Pouvoir et négligence
Il faut croire que l'aventure et la passion pour le fleuve se sont étiolées avec l'arrivée des nouveaux contrats en 1914: plus question de licence exclusive pour 20 ans, et des conditions bien plus serrées ont cadré les activités des Messageries en tant que service public1). Entre les crues et les courants du Mékong, le manque de diligence des administrateurs en charge et des infrastructures insuffisantes, Les Messageries ont continué à négliger leurs clients jusqu'à ce que l'outrage éclate à la fin des années 20.
À propos d'une route pavée construite moins de dix ans auparavant sur toute la longueur de Khône: “M. le Résident Supérieur p.i. en marge du rapport sur la province de Bassac: Il est certain que c'est l'esprit de suite qui a le plus manqué au Laos. Il semble que les routes faites aient cessé d'intéresser M. Mahé -et c'est ici le cas- dès l'instant où elles étaient terminées. Aujourd'hui la chaussée est envahie par l'herbe, les ponts sont effondrés et la machine complètement rouillée sera très difficile à remettre en état.”
Devenues la Compagnie Saïgonnaise de Navigation et de Transport (C.S.N.T.)2) et basées à Saïgon, les Messageries remontèrent fortement les droits de transport sur le fleuve en 1926, une fois les contrats renouvelés, ouvrant grand la porte à la concurrence du Siam (la Thaïlande), et gagnaient le surnom auprès des résidents laotiens de Commerce Soumis, Nouvelles Tracasseries3).

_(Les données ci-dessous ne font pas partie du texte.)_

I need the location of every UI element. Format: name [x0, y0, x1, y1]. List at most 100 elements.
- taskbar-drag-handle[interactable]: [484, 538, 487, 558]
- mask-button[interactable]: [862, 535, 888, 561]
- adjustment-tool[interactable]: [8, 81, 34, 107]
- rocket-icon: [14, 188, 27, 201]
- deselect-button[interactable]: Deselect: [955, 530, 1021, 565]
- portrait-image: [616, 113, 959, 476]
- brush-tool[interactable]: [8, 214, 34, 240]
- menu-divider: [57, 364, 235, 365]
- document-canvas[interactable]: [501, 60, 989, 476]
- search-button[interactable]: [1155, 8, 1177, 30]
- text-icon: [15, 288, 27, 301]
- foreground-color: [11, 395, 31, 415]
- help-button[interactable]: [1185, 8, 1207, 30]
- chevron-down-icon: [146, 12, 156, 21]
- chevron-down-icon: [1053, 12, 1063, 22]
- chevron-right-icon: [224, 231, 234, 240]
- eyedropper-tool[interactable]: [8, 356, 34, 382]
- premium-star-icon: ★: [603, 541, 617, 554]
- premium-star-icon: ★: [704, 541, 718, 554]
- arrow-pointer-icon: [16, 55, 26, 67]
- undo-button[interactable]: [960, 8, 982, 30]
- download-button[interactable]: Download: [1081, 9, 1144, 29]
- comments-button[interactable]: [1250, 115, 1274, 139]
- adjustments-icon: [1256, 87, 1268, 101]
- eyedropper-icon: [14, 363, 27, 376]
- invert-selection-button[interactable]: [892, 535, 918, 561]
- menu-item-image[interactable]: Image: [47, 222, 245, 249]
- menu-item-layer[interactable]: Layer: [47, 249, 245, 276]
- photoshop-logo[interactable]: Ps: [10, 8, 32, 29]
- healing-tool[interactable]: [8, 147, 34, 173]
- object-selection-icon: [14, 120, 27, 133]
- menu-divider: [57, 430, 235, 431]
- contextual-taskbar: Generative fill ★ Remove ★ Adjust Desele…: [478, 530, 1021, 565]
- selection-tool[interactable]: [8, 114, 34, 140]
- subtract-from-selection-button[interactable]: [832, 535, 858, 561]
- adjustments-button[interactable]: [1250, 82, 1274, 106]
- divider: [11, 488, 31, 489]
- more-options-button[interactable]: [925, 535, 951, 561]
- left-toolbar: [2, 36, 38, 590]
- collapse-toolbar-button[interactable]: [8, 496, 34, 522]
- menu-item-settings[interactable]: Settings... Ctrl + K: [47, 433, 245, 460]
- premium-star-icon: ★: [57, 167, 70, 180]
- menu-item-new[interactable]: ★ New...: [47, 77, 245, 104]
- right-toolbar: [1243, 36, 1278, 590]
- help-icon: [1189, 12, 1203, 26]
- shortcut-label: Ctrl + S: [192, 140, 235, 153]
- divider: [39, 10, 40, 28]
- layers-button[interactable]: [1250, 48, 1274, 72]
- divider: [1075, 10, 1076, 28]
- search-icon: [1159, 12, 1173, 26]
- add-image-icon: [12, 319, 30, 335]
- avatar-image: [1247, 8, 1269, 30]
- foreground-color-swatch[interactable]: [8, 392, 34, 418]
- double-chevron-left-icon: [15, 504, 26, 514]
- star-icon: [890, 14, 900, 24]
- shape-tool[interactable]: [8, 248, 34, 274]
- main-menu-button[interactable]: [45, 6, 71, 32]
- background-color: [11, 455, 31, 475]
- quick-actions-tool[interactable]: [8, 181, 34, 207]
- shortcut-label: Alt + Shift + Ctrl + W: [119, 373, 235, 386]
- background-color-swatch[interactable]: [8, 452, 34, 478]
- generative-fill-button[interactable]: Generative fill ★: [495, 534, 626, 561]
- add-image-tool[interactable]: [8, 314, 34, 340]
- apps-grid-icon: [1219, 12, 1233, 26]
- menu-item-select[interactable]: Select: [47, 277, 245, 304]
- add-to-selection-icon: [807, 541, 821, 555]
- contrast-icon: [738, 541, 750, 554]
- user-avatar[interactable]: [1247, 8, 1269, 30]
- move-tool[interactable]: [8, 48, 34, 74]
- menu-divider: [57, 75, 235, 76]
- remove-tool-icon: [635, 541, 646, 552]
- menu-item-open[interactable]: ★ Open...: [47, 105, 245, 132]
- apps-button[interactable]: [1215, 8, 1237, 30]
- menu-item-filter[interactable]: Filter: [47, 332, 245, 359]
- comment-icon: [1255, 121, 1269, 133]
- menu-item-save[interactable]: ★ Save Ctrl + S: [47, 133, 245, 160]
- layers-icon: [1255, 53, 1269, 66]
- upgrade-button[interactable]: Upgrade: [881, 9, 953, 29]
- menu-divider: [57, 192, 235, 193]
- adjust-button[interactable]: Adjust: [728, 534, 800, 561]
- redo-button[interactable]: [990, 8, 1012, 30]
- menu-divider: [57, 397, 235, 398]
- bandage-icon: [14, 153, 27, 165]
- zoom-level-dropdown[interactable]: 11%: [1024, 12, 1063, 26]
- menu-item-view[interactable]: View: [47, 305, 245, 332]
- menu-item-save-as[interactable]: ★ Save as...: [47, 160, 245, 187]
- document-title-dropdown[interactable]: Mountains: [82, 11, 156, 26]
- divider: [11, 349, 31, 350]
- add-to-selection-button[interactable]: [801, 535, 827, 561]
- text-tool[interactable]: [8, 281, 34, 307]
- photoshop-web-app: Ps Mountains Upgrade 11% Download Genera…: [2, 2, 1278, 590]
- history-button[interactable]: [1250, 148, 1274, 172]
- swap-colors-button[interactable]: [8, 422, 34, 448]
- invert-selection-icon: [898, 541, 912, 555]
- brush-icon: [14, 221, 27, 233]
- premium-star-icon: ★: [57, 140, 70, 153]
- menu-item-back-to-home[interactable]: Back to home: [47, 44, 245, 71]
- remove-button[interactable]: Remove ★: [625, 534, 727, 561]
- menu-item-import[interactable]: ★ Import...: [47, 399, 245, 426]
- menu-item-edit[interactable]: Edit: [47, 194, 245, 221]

L'affaire était devenue essentiellement un conglomérat financier: son capital fut investi dans des secteurs aussi divers que les plantations et la transformation de caoutchouc, les Comptoirs Généraux de l'Indochine, les travaux publics et l'électricité, des scieries, le Crédit Foncier de l'Indochine4).
La C.N.S.T. sera finalement cédée en 1938 à la Société de Chalandage et Remorquage de l’Indochine.